O Teatro do Museu do Trabalho, localizado na área do Centro Histórico, próximo a Usina do Gazômetro, administrado pela atriz, diretora e produtora, Karen Radde, teve as suas instalações completamente alagadas pelas águas do Guaíba desde o início das cheias. As águas comprometeram parte da plateia, palco, camarins e certamente precisará de uma imensa força tarefa e auxílio geral e do poder público para recuperar o seu espaço de trabalho. Outro detalhe irônico, ali eu, meu marido, o ator Gabriel Guimard e minha amiga, a atriz e diretora Claudia Sachs, promovíamos uma Oficina Teatral “Território do Riso” com um trabalho de humor na cena voltado para atores profissionais e que foi, momentaneamente, cancelado e sem previsão de retorno a curto prazo.

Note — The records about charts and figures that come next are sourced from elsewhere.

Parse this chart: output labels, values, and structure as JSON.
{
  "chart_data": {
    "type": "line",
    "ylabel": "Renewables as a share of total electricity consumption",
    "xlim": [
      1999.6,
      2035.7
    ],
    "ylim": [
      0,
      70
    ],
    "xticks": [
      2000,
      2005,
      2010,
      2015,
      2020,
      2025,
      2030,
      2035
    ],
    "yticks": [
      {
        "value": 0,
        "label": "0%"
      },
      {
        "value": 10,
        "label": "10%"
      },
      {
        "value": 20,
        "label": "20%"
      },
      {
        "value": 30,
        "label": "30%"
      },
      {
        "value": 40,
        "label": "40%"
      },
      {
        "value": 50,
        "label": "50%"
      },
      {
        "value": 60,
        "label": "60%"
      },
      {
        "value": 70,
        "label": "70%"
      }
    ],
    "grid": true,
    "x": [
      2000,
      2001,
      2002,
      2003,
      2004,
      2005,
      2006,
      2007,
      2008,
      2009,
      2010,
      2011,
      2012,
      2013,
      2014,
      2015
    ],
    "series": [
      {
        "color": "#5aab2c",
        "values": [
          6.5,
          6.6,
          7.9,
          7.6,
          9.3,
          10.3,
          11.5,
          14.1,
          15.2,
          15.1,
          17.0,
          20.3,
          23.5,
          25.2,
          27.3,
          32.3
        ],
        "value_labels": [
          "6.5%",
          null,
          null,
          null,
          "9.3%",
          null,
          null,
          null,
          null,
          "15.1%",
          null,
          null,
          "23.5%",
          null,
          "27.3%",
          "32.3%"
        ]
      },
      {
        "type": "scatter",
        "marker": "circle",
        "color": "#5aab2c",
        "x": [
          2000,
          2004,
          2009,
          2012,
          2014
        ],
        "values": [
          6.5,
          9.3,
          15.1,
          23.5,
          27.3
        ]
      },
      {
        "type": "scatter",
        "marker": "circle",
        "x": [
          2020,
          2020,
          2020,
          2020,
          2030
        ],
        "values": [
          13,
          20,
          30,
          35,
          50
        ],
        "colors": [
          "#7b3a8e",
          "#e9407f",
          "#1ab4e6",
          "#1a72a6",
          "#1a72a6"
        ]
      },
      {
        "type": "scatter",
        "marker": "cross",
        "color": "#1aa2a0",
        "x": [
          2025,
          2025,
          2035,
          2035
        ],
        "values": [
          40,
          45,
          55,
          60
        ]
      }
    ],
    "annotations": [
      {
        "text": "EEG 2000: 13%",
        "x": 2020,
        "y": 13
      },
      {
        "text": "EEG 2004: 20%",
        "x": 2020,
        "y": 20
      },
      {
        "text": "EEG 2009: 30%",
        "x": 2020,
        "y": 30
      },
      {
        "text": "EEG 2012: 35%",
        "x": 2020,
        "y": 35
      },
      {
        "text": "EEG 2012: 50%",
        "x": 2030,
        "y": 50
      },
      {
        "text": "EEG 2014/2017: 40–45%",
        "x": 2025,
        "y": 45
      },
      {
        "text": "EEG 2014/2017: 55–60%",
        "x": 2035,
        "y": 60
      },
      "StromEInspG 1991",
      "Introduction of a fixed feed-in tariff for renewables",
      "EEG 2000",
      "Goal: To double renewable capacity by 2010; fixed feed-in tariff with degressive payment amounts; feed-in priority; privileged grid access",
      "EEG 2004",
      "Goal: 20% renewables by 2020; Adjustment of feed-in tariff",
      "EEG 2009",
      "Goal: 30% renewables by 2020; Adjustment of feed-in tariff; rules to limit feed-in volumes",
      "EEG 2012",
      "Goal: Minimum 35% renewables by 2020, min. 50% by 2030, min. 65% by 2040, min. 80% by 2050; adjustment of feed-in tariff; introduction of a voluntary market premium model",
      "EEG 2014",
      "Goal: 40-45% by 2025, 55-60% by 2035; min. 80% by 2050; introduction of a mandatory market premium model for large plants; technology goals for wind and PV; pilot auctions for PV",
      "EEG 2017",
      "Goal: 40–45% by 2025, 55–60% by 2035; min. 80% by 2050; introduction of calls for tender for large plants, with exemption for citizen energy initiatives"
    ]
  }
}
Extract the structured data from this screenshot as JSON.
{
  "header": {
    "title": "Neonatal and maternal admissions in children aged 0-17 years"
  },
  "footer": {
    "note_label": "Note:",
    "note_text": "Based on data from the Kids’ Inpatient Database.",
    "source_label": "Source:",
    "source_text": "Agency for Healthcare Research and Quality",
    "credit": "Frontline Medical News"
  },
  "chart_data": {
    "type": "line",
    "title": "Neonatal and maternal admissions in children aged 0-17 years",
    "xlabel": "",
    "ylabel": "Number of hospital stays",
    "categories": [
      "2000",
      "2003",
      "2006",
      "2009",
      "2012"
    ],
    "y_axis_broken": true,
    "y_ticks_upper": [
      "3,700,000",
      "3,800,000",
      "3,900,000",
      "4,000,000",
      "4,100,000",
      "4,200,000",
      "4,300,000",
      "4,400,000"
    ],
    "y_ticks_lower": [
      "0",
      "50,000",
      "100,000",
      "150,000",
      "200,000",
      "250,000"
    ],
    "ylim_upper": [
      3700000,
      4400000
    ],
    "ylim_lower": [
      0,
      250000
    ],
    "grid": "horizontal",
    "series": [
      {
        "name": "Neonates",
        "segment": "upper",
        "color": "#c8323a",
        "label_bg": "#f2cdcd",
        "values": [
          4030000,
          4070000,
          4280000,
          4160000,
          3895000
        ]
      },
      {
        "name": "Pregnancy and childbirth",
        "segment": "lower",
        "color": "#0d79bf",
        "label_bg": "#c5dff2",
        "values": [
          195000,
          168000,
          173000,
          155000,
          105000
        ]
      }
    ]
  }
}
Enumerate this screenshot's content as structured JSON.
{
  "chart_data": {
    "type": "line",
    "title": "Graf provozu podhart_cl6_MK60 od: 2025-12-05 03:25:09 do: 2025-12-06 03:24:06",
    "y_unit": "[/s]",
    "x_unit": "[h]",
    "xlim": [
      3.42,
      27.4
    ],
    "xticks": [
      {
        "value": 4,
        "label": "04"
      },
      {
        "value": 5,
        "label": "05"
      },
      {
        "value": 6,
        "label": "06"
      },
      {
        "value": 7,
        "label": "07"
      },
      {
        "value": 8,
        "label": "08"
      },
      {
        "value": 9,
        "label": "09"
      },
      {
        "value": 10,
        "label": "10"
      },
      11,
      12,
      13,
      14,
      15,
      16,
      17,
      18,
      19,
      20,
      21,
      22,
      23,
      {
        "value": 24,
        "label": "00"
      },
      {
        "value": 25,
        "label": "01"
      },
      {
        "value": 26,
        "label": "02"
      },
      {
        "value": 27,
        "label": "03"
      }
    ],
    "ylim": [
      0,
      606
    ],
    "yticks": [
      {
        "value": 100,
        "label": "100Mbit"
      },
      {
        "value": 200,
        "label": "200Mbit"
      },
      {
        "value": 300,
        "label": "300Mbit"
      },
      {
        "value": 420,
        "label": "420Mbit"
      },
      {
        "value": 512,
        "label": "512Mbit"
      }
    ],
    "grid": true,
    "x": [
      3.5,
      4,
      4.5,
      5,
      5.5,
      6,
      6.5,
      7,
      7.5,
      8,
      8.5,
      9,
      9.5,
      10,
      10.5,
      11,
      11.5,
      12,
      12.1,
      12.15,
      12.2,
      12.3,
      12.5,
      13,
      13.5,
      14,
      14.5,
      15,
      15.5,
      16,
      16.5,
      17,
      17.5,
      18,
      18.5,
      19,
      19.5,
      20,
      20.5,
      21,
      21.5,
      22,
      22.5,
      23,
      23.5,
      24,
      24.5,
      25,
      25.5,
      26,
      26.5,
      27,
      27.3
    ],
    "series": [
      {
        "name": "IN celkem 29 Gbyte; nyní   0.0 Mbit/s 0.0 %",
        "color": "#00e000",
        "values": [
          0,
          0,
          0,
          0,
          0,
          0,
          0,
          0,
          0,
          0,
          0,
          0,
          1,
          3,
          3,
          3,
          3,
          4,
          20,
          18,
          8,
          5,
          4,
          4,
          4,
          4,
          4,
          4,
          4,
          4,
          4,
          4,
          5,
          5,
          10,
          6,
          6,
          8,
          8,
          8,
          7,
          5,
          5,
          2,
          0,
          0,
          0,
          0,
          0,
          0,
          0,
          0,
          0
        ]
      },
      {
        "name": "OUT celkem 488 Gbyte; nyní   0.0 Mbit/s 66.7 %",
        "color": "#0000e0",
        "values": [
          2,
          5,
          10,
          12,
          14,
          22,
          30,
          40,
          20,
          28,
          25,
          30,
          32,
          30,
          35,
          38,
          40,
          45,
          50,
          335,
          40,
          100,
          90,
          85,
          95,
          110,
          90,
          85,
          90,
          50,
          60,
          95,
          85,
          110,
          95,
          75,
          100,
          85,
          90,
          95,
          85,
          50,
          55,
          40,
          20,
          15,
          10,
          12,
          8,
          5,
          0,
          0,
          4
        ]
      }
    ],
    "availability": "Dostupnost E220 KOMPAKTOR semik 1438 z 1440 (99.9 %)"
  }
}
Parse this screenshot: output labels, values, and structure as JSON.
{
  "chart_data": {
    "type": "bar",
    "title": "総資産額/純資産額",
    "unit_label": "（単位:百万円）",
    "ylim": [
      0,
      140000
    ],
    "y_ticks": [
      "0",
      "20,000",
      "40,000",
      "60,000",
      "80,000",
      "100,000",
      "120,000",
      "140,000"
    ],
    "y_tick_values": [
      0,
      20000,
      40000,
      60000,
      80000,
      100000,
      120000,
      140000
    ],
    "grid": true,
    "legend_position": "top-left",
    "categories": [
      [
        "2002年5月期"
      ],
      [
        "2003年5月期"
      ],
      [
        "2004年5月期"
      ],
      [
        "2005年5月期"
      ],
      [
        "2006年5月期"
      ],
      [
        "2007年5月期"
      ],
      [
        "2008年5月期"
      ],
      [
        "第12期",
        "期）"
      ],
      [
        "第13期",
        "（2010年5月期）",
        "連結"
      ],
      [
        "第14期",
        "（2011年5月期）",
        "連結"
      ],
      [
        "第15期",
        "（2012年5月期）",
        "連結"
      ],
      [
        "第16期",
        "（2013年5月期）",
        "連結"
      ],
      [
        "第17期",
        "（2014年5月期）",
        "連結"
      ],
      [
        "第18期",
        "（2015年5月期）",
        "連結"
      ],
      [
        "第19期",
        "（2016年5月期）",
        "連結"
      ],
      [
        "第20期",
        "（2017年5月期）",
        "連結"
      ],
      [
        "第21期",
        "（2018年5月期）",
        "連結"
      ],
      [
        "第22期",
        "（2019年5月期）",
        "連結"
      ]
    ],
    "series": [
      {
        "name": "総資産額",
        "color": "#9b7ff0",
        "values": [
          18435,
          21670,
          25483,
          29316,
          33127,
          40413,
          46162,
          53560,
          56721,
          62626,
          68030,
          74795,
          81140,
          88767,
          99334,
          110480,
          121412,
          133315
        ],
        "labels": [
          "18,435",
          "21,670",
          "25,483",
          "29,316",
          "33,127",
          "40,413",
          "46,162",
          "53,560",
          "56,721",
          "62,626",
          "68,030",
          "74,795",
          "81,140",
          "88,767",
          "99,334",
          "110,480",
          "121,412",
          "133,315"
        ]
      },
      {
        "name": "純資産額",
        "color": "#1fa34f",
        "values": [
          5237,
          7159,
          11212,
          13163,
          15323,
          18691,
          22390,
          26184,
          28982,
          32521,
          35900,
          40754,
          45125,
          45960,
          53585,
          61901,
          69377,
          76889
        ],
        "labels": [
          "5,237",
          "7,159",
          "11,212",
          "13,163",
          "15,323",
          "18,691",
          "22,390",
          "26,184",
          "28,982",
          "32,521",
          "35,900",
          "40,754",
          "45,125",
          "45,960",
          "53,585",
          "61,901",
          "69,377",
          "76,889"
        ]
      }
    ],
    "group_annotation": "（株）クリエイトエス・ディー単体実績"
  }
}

Soube agora, há pouco, que o imenso acervo da editora LPM do jornalista e editor, Ivan Pinheiro Machado, uma das mais antigas, longevas e prestigiadas editoras do Brasil, com o seu depósito localizada no bairro Farrapos, foi totalmente alagado. O depósito abrigava cerca de 900 mil exemplares e toda a história da editora. Uma perda incomensurável para as letras do Rio Grande do Sul.
Semelhante ao que aconteceu na pandemia quando a classe artística foi a primeira a se retirar de cena e a última categoria a voltar, me parece que o script deprimente retorna mais uma vez. Certamente a classe artística dependerá de um auxílio governamental para sobreviver, por meses, até que o Estado e as cidades se recomponham minimamente. Atores, diretores, músicos, compositores, cenógrafos, iluminadores, bailarinos, coreógrafos e técnicos em geral, tiveram seus trabalhados inundados também por essa calamidade. A imensa classe está paralisada e atordoada, pois os seus equipamentos e locais de trabalho foram gravemente prejudicados.
Se não bastasse tudo isso, bares e casas noturnas também foram alagados e não voltarão a funcionar tão cedo, nem darão abrigo para músicos, cantores e artistas em geral que ali se apresentavam. Uma calamidade destas afeta a economia criativa de todo o estado de maneira indelével e por tempo indeterminado. Que a gente saiba se unir enquanto classe artística, seriamente afetada, apelando ao poder público por um auxílio emergencial indiscutível e necessário. Afinal, a cultura e á síntese simbólica e afetiva de todo o povo gaúcho e fará muita falta nestes tempos de incerteza e dor.